Jeżeli za "będzie dobrze" uważał płakanie w moim ramieniu po kolejnej już butelce wina, nie widziałem tego zbyt dobrze. Cierpliwie głaskałem go po włosach i ułożyłem usta na czubku głowy. Odetchnąłem w jego miękkie kosmyki i zaciągnąłem się ich zapachem. Delikatny, waniliowy zapach przeszył moje nozdrza.
Ostrożnie dotknąłem jego karku, korzystając z tego że jest kompletnie pijany. Miałem szczęście, widzieć go w takim stanie. Potrzebował pocieszenia, które mogłem mu dać.
Pochyliłem się nad jego ustami, by móc ich posmakować. Nie opierał się, wzdychając lekko w moje wargi. Usiadłem na kolanach starszego, dotykając kolejno jego torsu, a także ramion i brzucha. Moje krocze było dociśnięte to jego, a ja starałem się stopniowo go pobudzać. Gdy jego telefon zawibrował, sam odczytałem wiadomość.
Iwa-chan💘:
Kochanie, wróć proszę na noc. Martwię się
Lub chociaż daj mi znać gdzie jesteśNie odpisałem na to, odrzucając telefon dalej. Ta noc miała być nasza, więc kontynuowałem nakręcanie go. Nie przeszkadzał mi fakt, że czasem szeptał imię narzeczonego.
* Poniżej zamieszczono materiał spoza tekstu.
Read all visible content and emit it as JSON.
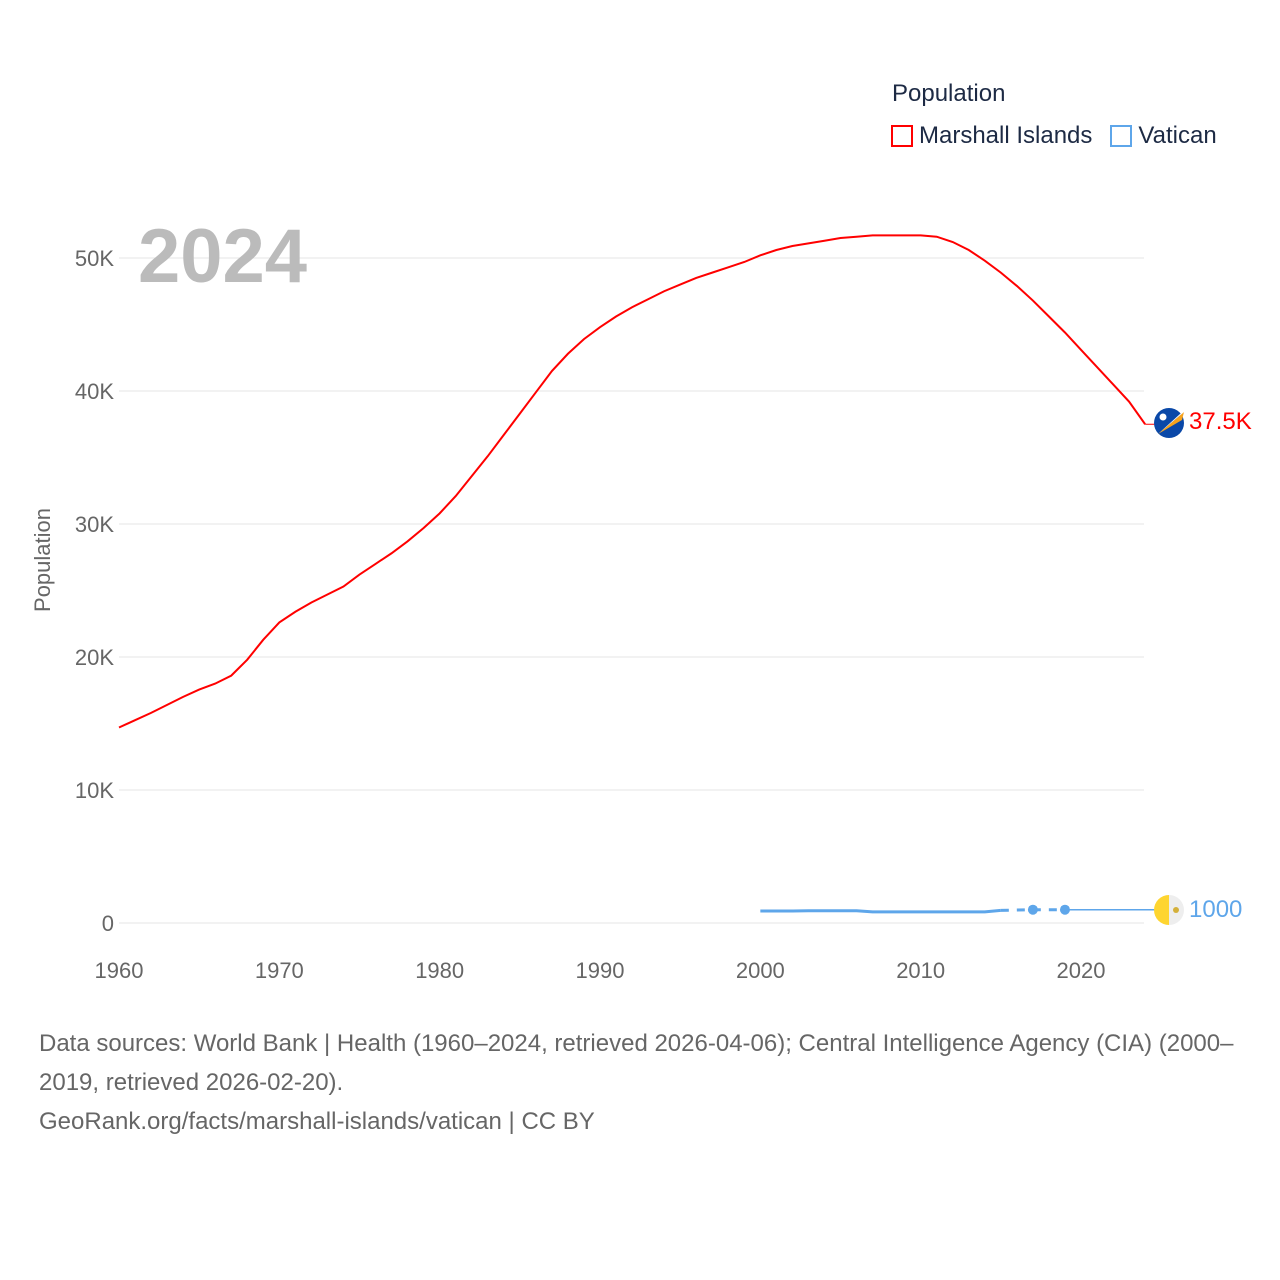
{
  "chart_data": {
    "type": "line",
    "title": "",
    "year_label": "2024",
    "ylabel": "Population",
    "xlabel": "",
    "xlim": [
      1960,
      2024
    ],
    "ylim": [
      0,
      52000
    ],
    "x_ticks": [
      "1960",
      "1970",
      "1980",
      "1990",
      "2000",
      "2010",
      "2020"
    ],
    "x_tick_values": [
      1960,
      1970,
      1980,
      1990,
      2000,
      2010,
      2020
    ],
    "y_ticks": [
      "0",
      "10K",
      "20K",
      "30K",
      "40K",
      "50K"
    ],
    "y_tick_values": [
      0,
      10000,
      20000,
      30000,
      40000,
      50000
    ],
    "grid": true,
    "legend_title": "Population",
    "legend_position": "top-right",
    "series": [
      {
        "name": "Marshall Islands",
        "color": "#ff0000",
        "end_label": "37.5K",
        "flag_icon": "marshall-islands-flag",
        "x": [
          1960,
          1961,
          1962,
          1963,
          1964,
          1965,
          1966,
          1967,
          1968,
          1969,
          1970,
          1971,
          1972,
          1973,
          1974,
          1975,
          1976,
          1977,
          1978,
          1979,
          1980,
          1981,
          1982,
          1983,
          1984,
          1985,
          1986,
          1987,
          1988,
          1989,
          1990,
          1991,
          1992,
          1993,
          1994,
          1995,
          1996,
          1997,
          1998,
          1999,
          2000,
          2001,
          2002,
          2003,
          2004,
          2005,
          2006,
          2007,
          2008,
          2009,
          2010,
          2011,
          2012,
          2013,
          2014,
          2015,
          2016,
          2017,
          2018,
          2019,
          2020,
          2021,
          2022,
          2023,
          2024
        ],
        "values": [
          14700,
          15250,
          15800,
          16400,
          17000,
          17550,
          18000,
          18600,
          19800,
          21300,
          22600,
          23400,
          24100,
          24700,
          25300,
          26200,
          27000,
          27800,
          28700,
          29700,
          30800,
          32100,
          33600,
          35100,
          36700,
          38300,
          39900,
          41500,
          42800,
          43900,
          44800,
          45600,
          46300,
          46900,
          47500,
          48000,
          48500,
          48900,
          49300,
          49700,
          50200,
          50600,
          50900,
          51100,
          51300,
          51500,
          51600,
          51700,
          51700,
          51700,
          51700,
          51600,
          51200,
          50600,
          49800,
          48900,
          47900,
          46800,
          45600,
          44400,
          43100,
          41800,
          40500,
          39200,
          37500
        ]
      },
      {
        "name": "Vatican",
        "color": "#5ea6ea",
        "end_label": "1000",
        "flag_icon": "vatican-flag",
        "x": [
          2000,
          2001,
          2002,
          2003,
          2004,
          2005,
          2006,
          2007,
          2008,
          2009,
          2010,
          2011,
          2012,
          2013,
          2014,
          2015,
          2017,
          2019
        ],
        "values": [
          900,
          900,
          900,
          920,
          920,
          920,
          920,
          840,
          840,
          840,
          840,
          840,
          840,
          840,
          840,
          950,
          1000,
          1000
        ],
        "projection_to": 2024
      }
    ]
  },
  "source": {
    "line1": "Data sources: World Bank | Health (1960–2024, retrieved 2026-04-06); Central Intelligence Agency (CIA) (2000–2019, retrieved 2026-02-20).",
    "line2": "GeoRank.org/facts/marshall-islands/vatican | CC BY"
  }
}
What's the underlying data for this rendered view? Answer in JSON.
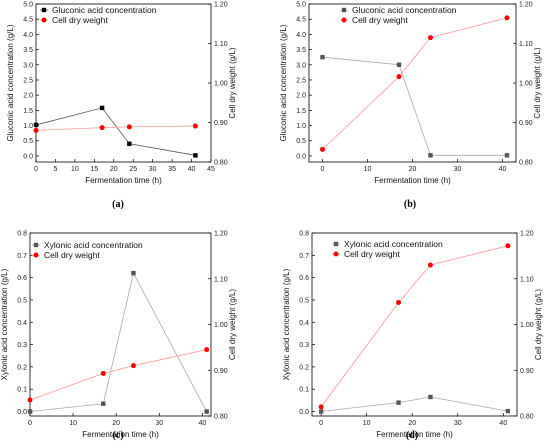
{
  "chart_data": [
    {
      "type": "line",
      "panel_label": "(a)",
      "xlabel": "Fermentation time (h)",
      "ylabel_left": "Gluconic acid concentration (g/L)",
      "ylabel_right": "Cell dry weight (g/L)",
      "xlim": [
        0,
        45
      ],
      "x_ticks": [
        0,
        5,
        10,
        15,
        20,
        25,
        30,
        35,
        40,
        45
      ],
      "ylim_left": [
        -0.2,
        5.0
      ],
      "y_ticks_left": [
        0.0,
        0.5,
        1.0,
        1.5,
        2.0,
        2.5,
        3.0,
        3.5,
        4.0,
        4.5,
        5.0
      ],
      "ylim_right": [
        0.8,
        1.2
      ],
      "y_ticks_right": [
        0.8,
        0.9,
        1.0,
        1.1,
        1.2
      ],
      "series": [
        {
          "name": "Gluconic acid concentration",
          "axis": "left",
          "color": "#000000",
          "marker": "square",
          "line_color": "#555555",
          "x": [
            0,
            17,
            24,
            41
          ],
          "y": [
            1.02,
            1.58,
            0.4,
            0.02
          ]
        },
        {
          "name": "Cell dry weight",
          "axis": "right",
          "color": "#ff0000",
          "marker": "circle",
          "line_color": "#ff9999",
          "x": [
            0,
            17,
            24,
            41
          ],
          "y": [
            0.88,
            0.887,
            0.889,
            0.891
          ]
        }
      ]
    },
    {
      "type": "line",
      "panel_label": "(b)",
      "xlabel": "Fermentation time (h)",
      "ylabel_left": "Gluconic acid concentration (g/L)",
      "ylabel_right": "Cell dry weight (g/L)",
      "xlim": [
        -3,
        43
      ],
      "x_ticks": [
        0,
        10,
        20,
        30,
        40
      ],
      "ylim_left": [
        -0.2,
        5.0
      ],
      "y_ticks_left": [
        0.0,
        0.5,
        1.0,
        1.5,
        2.0,
        2.5,
        3.0,
        3.5,
        4.0,
        4.5,
        5.0
      ],
      "ylim_right": [
        0.8,
        1.2
      ],
      "y_ticks_right": [
        0.8,
        0.9,
        1.0,
        1.1,
        1.2
      ],
      "series": [
        {
          "name": "Gluconic acid concentration",
          "axis": "left",
          "color": "#555555",
          "marker": "square",
          "line_color": "#aaaaaa",
          "x": [
            0,
            17,
            24,
            41
          ],
          "y": [
            3.25,
            3.0,
            0.02,
            0.02
          ]
        },
        {
          "name": "Cell dry weight",
          "axis": "right",
          "color": "#ff0000",
          "marker": "circle",
          "line_color": "#ff9999",
          "x": [
            0,
            17,
            24,
            41
          ],
          "y": [
            0.832,
            1.016,
            1.115,
            1.165
          ]
        }
      ]
    },
    {
      "type": "line",
      "panel_label": "(c)",
      "xlabel": "Fermentation time (h)",
      "ylabel_left": "Xylonic acid concentration (g/L)",
      "ylabel_right": "Cell dry weight (g/L)",
      "xlim": [
        0,
        42
      ],
      "x_ticks": [
        0,
        10,
        20,
        30,
        40
      ],
      "ylim_left": [
        -0.02,
        0.8
      ],
      "y_ticks_left": [
        0.0,
        0.1,
        0.2,
        0.3,
        0.4,
        0.5,
        0.6,
        0.7,
        0.8
      ],
      "ylim_right": [
        0.8,
        1.2
      ],
      "y_ticks_right": [
        0.8,
        0.9,
        1.0,
        1.1,
        1.2
      ],
      "series": [
        {
          "name": "Xylonic acid concentration",
          "axis": "left",
          "color": "#555555",
          "marker": "square",
          "line_color": "#aaaaaa",
          "x": [
            0,
            17,
            24,
            41
          ],
          "y": [
            0.0,
            0.035,
            0.62,
            0.0
          ]
        },
        {
          "name": "Cell dry weight",
          "axis": "right",
          "color": "#ff0000",
          "marker": "circle",
          "line_color": "#ff9999",
          "x": [
            0,
            17,
            24,
            41
          ],
          "y": [
            0.835,
            0.893,
            0.91,
            0.945
          ]
        }
      ]
    },
    {
      "type": "line",
      "panel_label": "(d)",
      "xlabel": "Fermentation time (h)",
      "ylabel_left": "Xylonic acid concentration (g/L)",
      "ylabel_right": "Cell dry weight (g/L)",
      "xlim": [
        -2,
        43
      ],
      "x_ticks": [
        0,
        10,
        20,
        30,
        40
      ],
      "ylim_left": [
        -0.02,
        0.8
      ],
      "y_ticks_left": [
        0.0,
        0.1,
        0.2,
        0.3,
        0.4,
        0.5,
        0.6,
        0.7,
        0.8
      ],
      "ylim_right": [
        0.8,
        1.2
      ],
      "y_ticks_right": [
        0.8,
        0.9,
        1.0,
        1.1,
        1.2
      ],
      "series": [
        {
          "name": "Xylonic acid concentration",
          "axis": "left",
          "color": "#555555",
          "marker": "square",
          "line_color": "#aaaaaa",
          "x": [
            0,
            17,
            24,
            41
          ],
          "y": [
            0.0,
            0.04,
            0.065,
            0.002
          ]
        },
        {
          "name": "Cell dry weight",
          "axis": "right",
          "color": "#ff0000",
          "marker": "circle",
          "line_color": "#ff9999",
          "x": [
            0,
            17,
            24,
            41
          ],
          "y": [
            0.82,
            1.048,
            1.13,
            1.172
          ]
        }
      ]
    }
  ]
}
Ważne że dam nam obojgu trochę zabawy.
Pozwolił na zdjęcie swojej koszulki i patrzył na mnie zamglonym wzrokiem. Zamknąłem mu usta pocałunkiem. Odwdzięczył mi się lekkim dotykaniem moich bioder. Zostawiłem na jego szyi soczystą malinkę. Iwaizumi oszaleje, gdy tylko ją zobaczy. Przyda się trochę dramatu.
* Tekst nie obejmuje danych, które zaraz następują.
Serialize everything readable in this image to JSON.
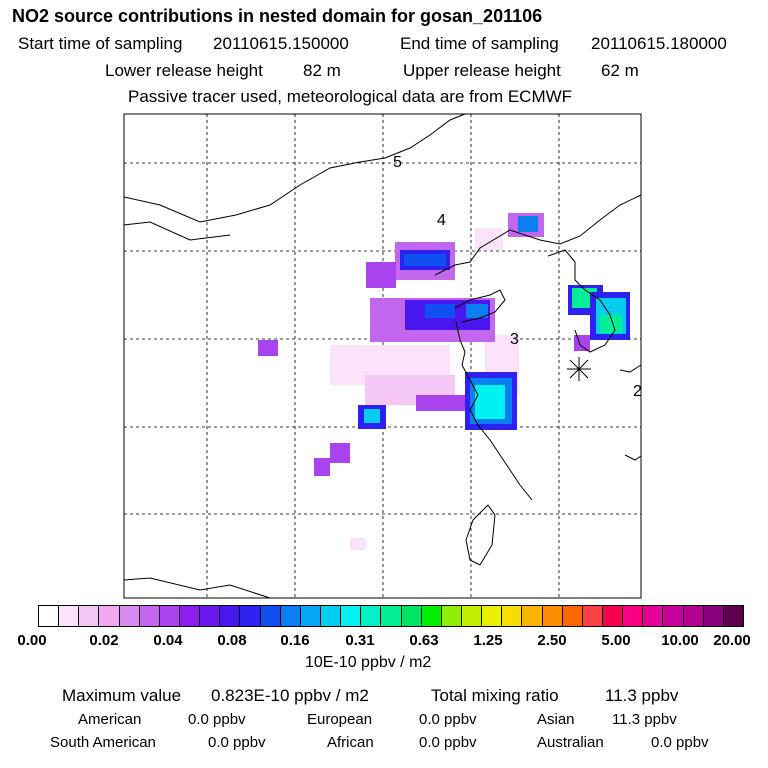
{
  "header": {
    "title": "NO2 source contributions in nested domain for gosan_201106",
    "start_label": "Start time of sampling",
    "start_value": "20110615.150000",
    "end_label": "End time of sampling",
    "end_value": "20110615.180000",
    "lower_label": "Lower release height",
    "lower_value": "82 m",
    "upper_label": "Upper release height",
    "upper_value": "62 m",
    "note": "Passive tracer used, meteorological data are from ECMWF"
  },
  "map": {
    "markers": [
      "5",
      "4",
      "3",
      "2"
    ],
    "receptor_icon": "asterisk-receptor-icon"
  },
  "legend": {
    "colors": [
      "#ffffff",
      "#fbe4fb",
      "#f6c8f6",
      "#f1a9f3",
      "#d88af0",
      "#c267ee",
      "#a944ed",
      "#8b1fed",
      "#6a18ee",
      "#4a16ee",
      "#2d22ef",
      "#1050f0",
      "#0a7ff1",
      "#06a8f2",
      "#04cdf0",
      "#00f2f0",
      "#00f0c8",
      "#00ee96",
      "#00e464",
      "#00ee00",
      "#8ef000",
      "#c4f000",
      "#eaf000",
      "#f9dd00",
      "#f9b300",
      "#f98c00",
      "#f96700",
      "#f94140",
      "#f9004f",
      "#f90084",
      "#e6009a",
      "#c8009d",
      "#b0008e",
      "#8a007e",
      "#5e004f"
    ],
    "ticks": [
      "0.00",
      "0.02",
      "0.04",
      "0.08",
      "0.16",
      "0.31",
      "0.63",
      "1.25",
      "2.50",
      "5.00",
      "10.00",
      "20.00"
    ],
    "units": "10E-10 ppbv / m2"
  },
  "stats": {
    "max_label": "Maximum value",
    "max_value": "0.823E-10 ppbv / m2",
    "total_label": "Total mixing ratio",
    "total_value": "11.3 ppbv",
    "regions": [
      {
        "name": "American",
        "value": "0.0 ppbv"
      },
      {
        "name": "European",
        "value": "0.0 ppbv"
      },
      {
        "name": "Asian",
        "value": "11.3 ppbv"
      },
      {
        "name": "South American",
        "value": "0.0 ppbv"
      },
      {
        "name": "African",
        "value": "0.0 ppbv"
      },
      {
        "name": "Australian",
        "value": "0.0 ppbv"
      }
    ]
  }
}
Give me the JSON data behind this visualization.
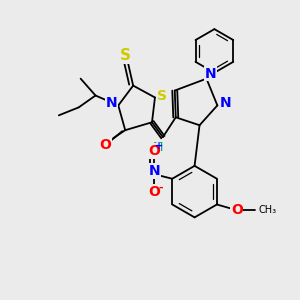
{
  "bg_color": "#ebebeb",
  "atom_colors": {
    "S": "#cccc00",
    "N": "#0000ff",
    "O": "#ff0000",
    "H": "#00aa88",
    "C": "#000000"
  },
  "bond_color": "#000000",
  "bond_lw": 1.3,
  "font_size_atom": 9,
  "font_size_label": 8
}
Moje ciało napierało na niego gdy znowu wróciłem do jego ust. Przyciągnął mnie bliżej, wędrując palcami po moich plecach. Dłonie umieściłem na jego podbrzuszu, lekko go dotykając. Oddychał ciężej, a stojący członek odznaczał się w jego spodniach. Musnąłem go palcami, by wydobyć z szatyna cichy jęk. Czułem jak wbija palce w moje uda i trochę nieporadnie przechodzi do rozporka. Pomogłem mu, pozbywając się ostatniej części ubrania. Bokserki zsunęły się wraz z spodniami, a ja momentalnie poczułem dotyk na swoim penisie. Pozwoliłem mu na to tylko przez chwilę, by przejąć zaraz inicjatywę.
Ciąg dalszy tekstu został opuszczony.